19. Gelet op het voorgaande zijn de beroepen ongegrond. Dat betekent dat de uitspraken op bezwaar in stand blijven. Eiseres heeft verder nog verzocht om een immateriële schadevergoeding vanwege overschrijding van de redelijke termijn, maar dit verzoek wijst de rechtbank af. De rechtbank doet namelijk uitspraak binnen twee jaar nadat de bezwaarschriften zijn ontvangen door de heffingsambtenaar. Voor een proceskostenvergoeding bestaat geen aanleiding. Hij krijgt ook het griffierecht niet terug.

Beslissing

De rechtbank verklaart de beroepen ongegrond.
Deze uitspraak is gedaan door mr. J. Wolbrink, rechter, in aanwezigheid van mr. C. Fix, griffier. De uitspraak is uitgesproken in het openbaar op 6 maart 2024.
de rechter is verhinderd de
uitspraak te ondertekenen
griffier
rechter
Een afschrift van deze uitspraak is verzonden aan partijen op:

Informatie over hoger beroep

Een partij die het niet eens is met deze uitspraak, kan een hogerberoepschrift sturen naar het gerechtshof Arnhem-Leeuwarden waarin wordt uitgelegd waarom deze partij het niet eens is met deze uitspraak. Het hogerberoepschrift moet worden ingediend binnen zes weken na de dag waarop deze uitspraak is verzonden.
Digitaal beroep instellen kan via “
Formulieren en inloggen” op
www.rechtspraak.nl.

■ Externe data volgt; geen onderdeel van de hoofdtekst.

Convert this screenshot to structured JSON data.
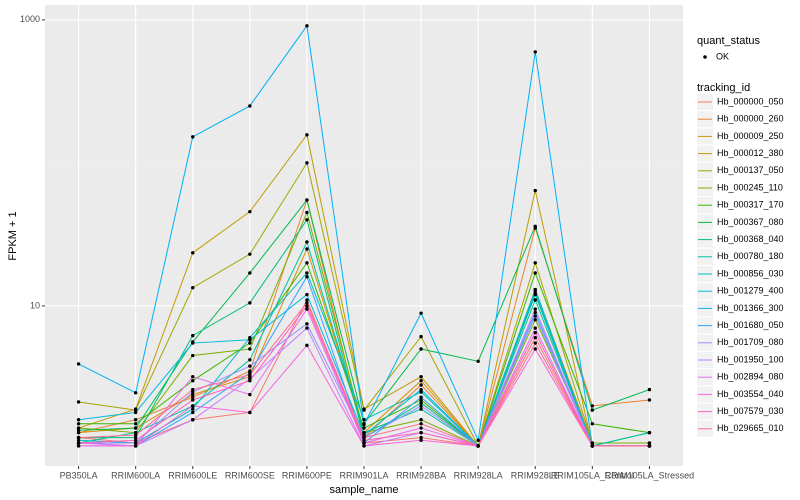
{
  "chart_data": {
    "type": "line",
    "x_label": "sample_name",
    "y_label": "FPKM + 1",
    "log": true,
    "grid": true,
    "legend": "right",
    "point_legend_title": "quant_status",
    "point_legend_labels": [
      "OK"
    ],
    "legend_title": "tracking_id",
    "ylim": [
      0.76,
      1270
    ],
    "yticks": [
      10,
      1000
    ],
    "categories": [
      "PB350LA",
      "RRIM600LA",
      "RRIM600LE",
      "RRIM600SE",
      "RRIM600PE",
      "RRIM901LA",
      "RRIM928BA",
      "RRIM928LA",
      "RRIM928LE",
      "RRIM105LA_Control",
      "RRIM105LA_Stressed"
    ],
    "series": [
      {
        "name": "Hb_000000_050",
        "color": "#F8766D",
        "values": [
          1.2,
          1.1,
          1.6,
          1.8,
          11,
          1.1,
          1.2,
          1.05,
          6,
          1.05,
          1.05
        ]
      },
      {
        "name": "Hb_000000_260",
        "color": "#EA8331",
        "values": [
          1.3,
          1.6,
          2.3,
          3.5,
          55,
          1.2,
          2.8,
          1.05,
          35,
          2.0,
          2.2
        ]
      },
      {
        "name": "Hb_000009_250",
        "color": "#D89000",
        "values": [
          1.3,
          1.4,
          2.4,
          3.2,
          25,
          1.3,
          3.0,
          1.05,
          13,
          1.1,
          1.1
        ]
      },
      {
        "name": "Hb_000012_380",
        "color": "#C09B00",
        "values": [
          1.4,
          1.9,
          23.5,
          45.6,
          157,
          1.9,
          3.2,
          1.05,
          64,
          1.05,
          1.05
        ]
      },
      {
        "name": "Hb_000137_050",
        "color": "#A3A500",
        "values": [
          2.13,
          1.87,
          13.4,
          23,
          100,
          1.87,
          6.1,
          1.05,
          20,
          1.1,
          1.1
        ]
      },
      {
        "name": "Hb_000245_110",
        "color": "#7CAE00",
        "values": [
          1.4,
          1.3,
          4.5,
          5,
          45,
          1.3,
          1.6,
          1.05,
          8,
          1.1,
          1.1
        ]
      },
      {
        "name": "Hb_000317_170",
        "color": "#39B600",
        "values": [
          1.5,
          1.5,
          3.0,
          5.5,
          20,
          1.4,
          2.2,
          1.05,
          17,
          1.5,
          1.3
        ]
      },
      {
        "name": "Hb_000367_080",
        "color": "#00BB4E",
        "values": [
          1.35,
          1.4,
          5.6,
          17,
          55,
          1.5,
          5,
          4.1,
          36,
          1.87,
          2.6
        ]
      },
      {
        "name": "Hb_000368_040",
        "color": "#00BF7D",
        "values": [
          1.2,
          1.2,
          6.2,
          10.5,
          40,
          1.2,
          2.1,
          1.05,
          12,
          1.05,
          1.3
        ]
      },
      {
        "name": "Hb_000780_180",
        "color": "#00C1A3",
        "values": [
          1.1,
          1.3,
          2.0,
          4.2,
          28,
          1.3,
          1.9,
          1.05,
          11,
          1.05,
          1.3
        ]
      },
      {
        "name": "Hb_000856_030",
        "color": "#00BFC4",
        "values": [
          1.15,
          1.1,
          1.9,
          6.0,
          17,
          1.6,
          2.5,
          1.05,
          13,
          1.05,
          1.05
        ]
      },
      {
        "name": "Hb_001279_400",
        "color": "#00BAE0",
        "values": [
          1.6,
          1.8,
          5.5,
          5.8,
          12,
          1.25,
          2.6,
          1.05,
          12.5,
          1.05,
          1.05
        ]
      },
      {
        "name": "Hb_001366_300",
        "color": "#00B0F6",
        "values": [
          3.93,
          2.47,
          152,
          250,
          908,
          1.48,
          8.9,
          1.15,
          597,
          1.05,
          1.05
        ]
      },
      {
        "name": "Hb_001680_050",
        "color": "#35A2FF",
        "values": [
          1.1,
          1.05,
          1.8,
          3.4,
          16,
          1.1,
          2.3,
          1.05,
          9,
          1.05,
          1.05
        ]
      },
      {
        "name": "Hb_001709_080",
        "color": "#9590FF",
        "values": [
          1.1,
          1.1,
          2.5,
          3.8,
          7.5,
          1.2,
          2.0,
          1.05,
          8.5,
          1.05,
          1.05
        ]
      },
      {
        "name": "Hb_001950_100",
        "color": "#C77CFF",
        "values": [
          1.05,
          1.05,
          1.6,
          3.1,
          7,
          1.05,
          1.3,
          1.05,
          9.5,
          1.05,
          1.05
        ]
      },
      {
        "name": "Hb_002894_080",
        "color": "#E76BF3",
        "values": [
          1.1,
          1.05,
          3.2,
          2.4,
          9.5,
          1.1,
          1.4,
          1.05,
          7,
          1.05,
          1.05
        ]
      },
      {
        "name": "Hb_003554_040",
        "color": "#FA62DB",
        "values": [
          1.05,
          1.05,
          2.0,
          1.8,
          5.3,
          1.05,
          1.15,
          1.05,
          5,
          1.05,
          1.05
        ]
      },
      {
        "name": "Hb_007579_030",
        "color": "#FF62BC",
        "values": [
          1.1,
          1.15,
          2.2,
          3.0,
          10,
          1.15,
          1.3,
          1.05,
          6.5,
          1.05,
          1.05
        ]
      },
      {
        "name": "Hb_029665_010",
        "color": "#FF6C91",
        "values": [
          1.2,
          1.25,
          2.6,
          3.3,
          10.5,
          1.2,
          1.5,
          1.05,
          5.5,
          1.05,
          1.05
        ]
      }
    ]
  }
}
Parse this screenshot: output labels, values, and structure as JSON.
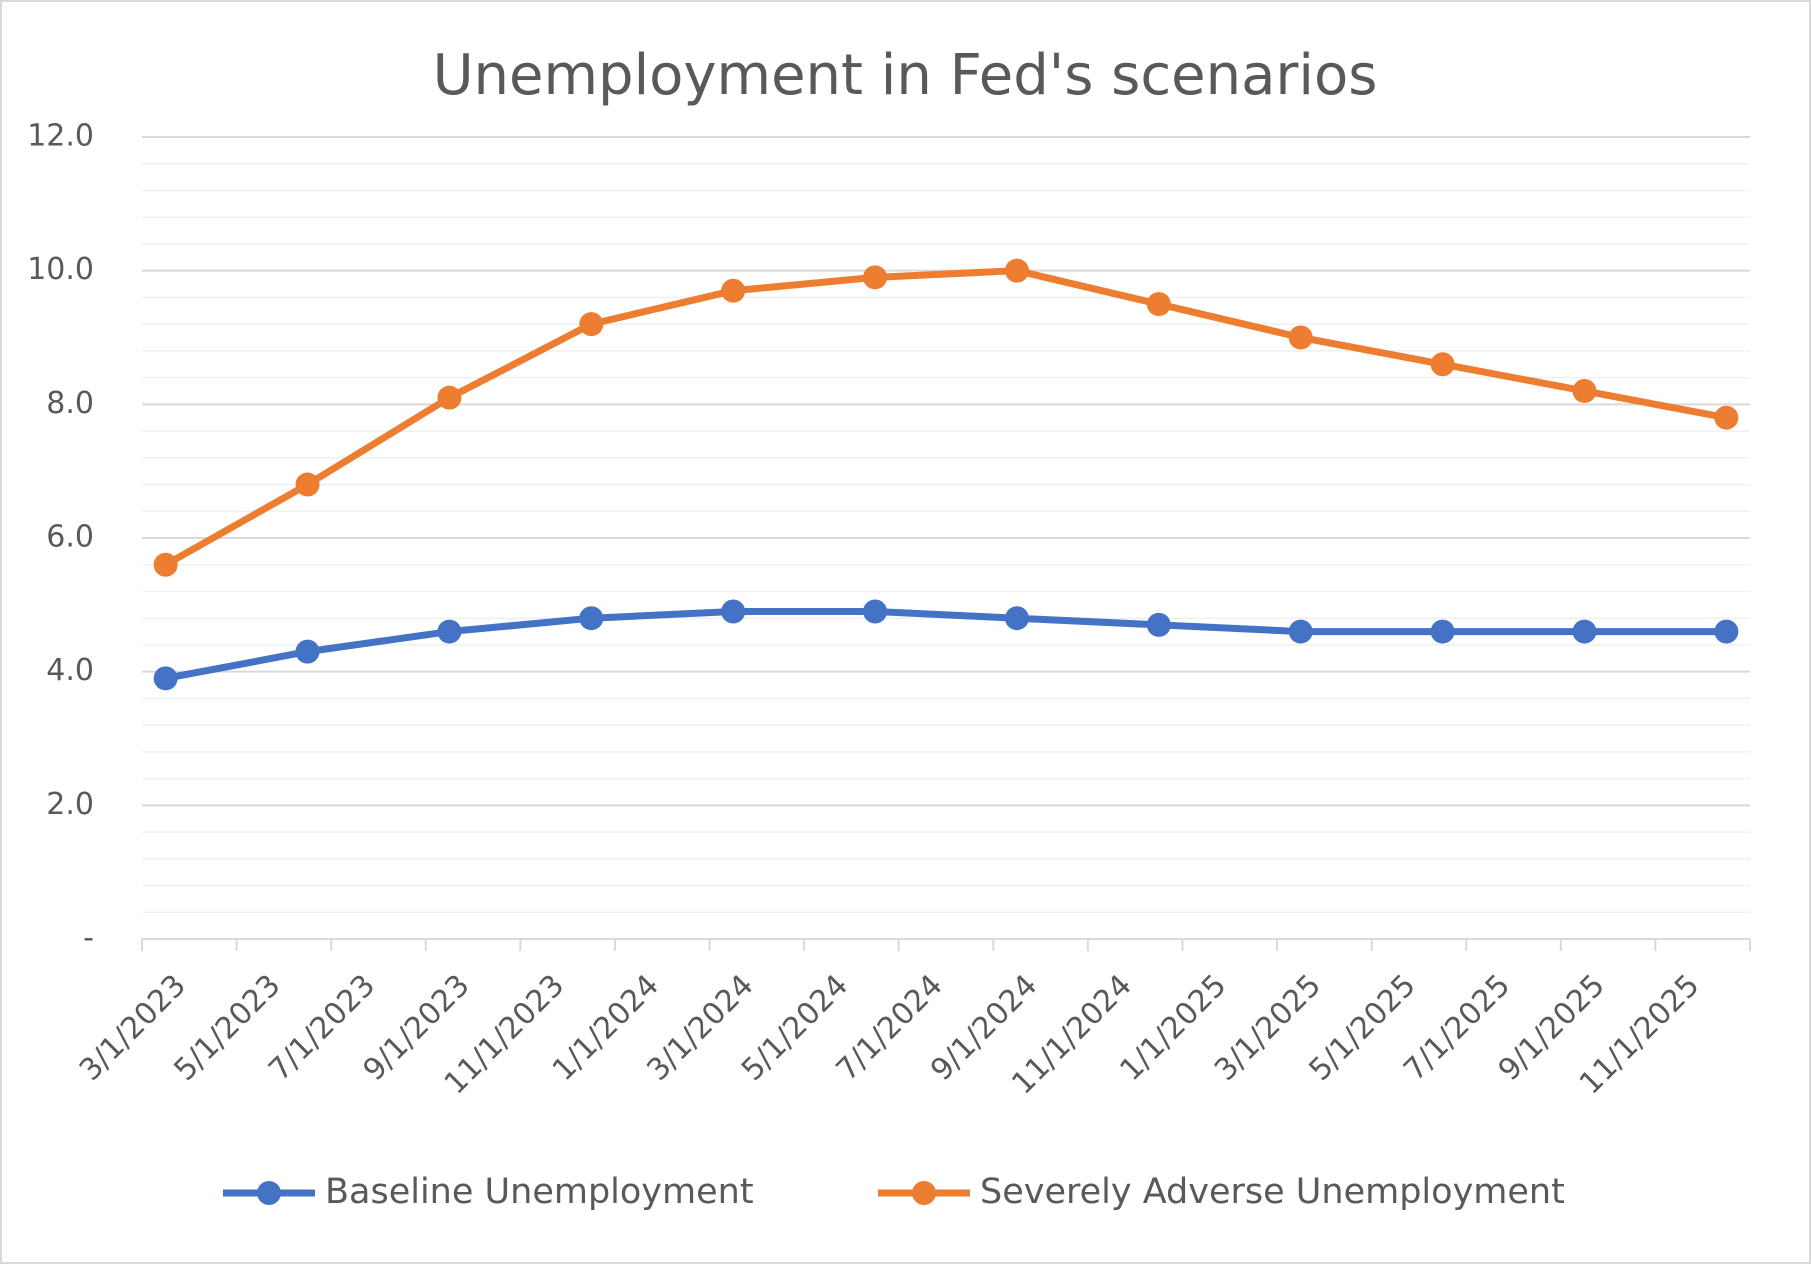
{
  "chart_data": {
    "type": "line",
    "title": "Unemployment in Fed's scenarios",
    "x": [
      "3/1/2023",
      "6/1/2023",
      "9/1/2023",
      "12/1/2023",
      "3/1/2024",
      "6/1/2024",
      "9/1/2024",
      "12/1/2024",
      "3/1/2025",
      "6/1/2025",
      "9/1/2025",
      "12/1/2025"
    ],
    "xlim": [
      "3/1/2023",
      "1/1/2026"
    ],
    "xticks": [
      "3/1/2023",
      "5/1/2023",
      "7/1/2023",
      "9/1/2023",
      "11/1/2023",
      "1/1/2024",
      "3/1/2024",
      "5/1/2024",
      "7/1/2024",
      "9/1/2024",
      "11/1/2024",
      "1/1/2025",
      "3/1/2025",
      "5/1/2025",
      "7/1/2025",
      "9/1/2025",
      "11/1/2025"
    ],
    "series": [
      {
        "name": "Baseline Unemployment",
        "color": "#4472c4",
        "values": [
          3.9,
          4.3,
          4.6,
          4.8,
          4.9,
          4.9,
          4.8,
          4.7,
          4.6,
          4.6,
          4.6,
          4.6
        ]
      },
      {
        "name": "Severely Adverse Unemployment",
        "color": "#ed7d31",
        "values": [
          5.6,
          6.8,
          8.1,
          9.2,
          9.7,
          9.9,
          10.0,
          9.5,
          9.0,
          8.6,
          8.2,
          7.8
        ]
      }
    ],
    "ylim": [
      0,
      12
    ],
    "yticks": [
      {
        "value": 0,
        "label": "-"
      },
      {
        "value": 2,
        "label": "2.0"
      },
      {
        "value": 4,
        "label": "4.0"
      },
      {
        "value": 6,
        "label": "6.0"
      },
      {
        "value": 8,
        "label": "8.0"
      },
      {
        "value": 10,
        "label": "10.0"
      },
      {
        "value": 12,
        "label": "12.0"
      }
    ],
    "grid": true,
    "minor_grid": true,
    "legend": "bottom"
  }
}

Hoger beroep instellen kan eventueel ook nog steeds door verzending van een brief aan het gerechtshof Arnhem-Leeuwarden (belastingkamer), Locatie Arnhem, Postbus 9030, 6800 EM Arnhem.
Kan de indiener de behandeling van het hoger beroep niet afwachten, omdat de zaak spoed heeft, dan kan de indiener de voorzieningenrechter van het gerechtshof Arnhem-Leeuwarden vragen om een voorlopige voorziening (een tijdelijke maatregel) te treffen.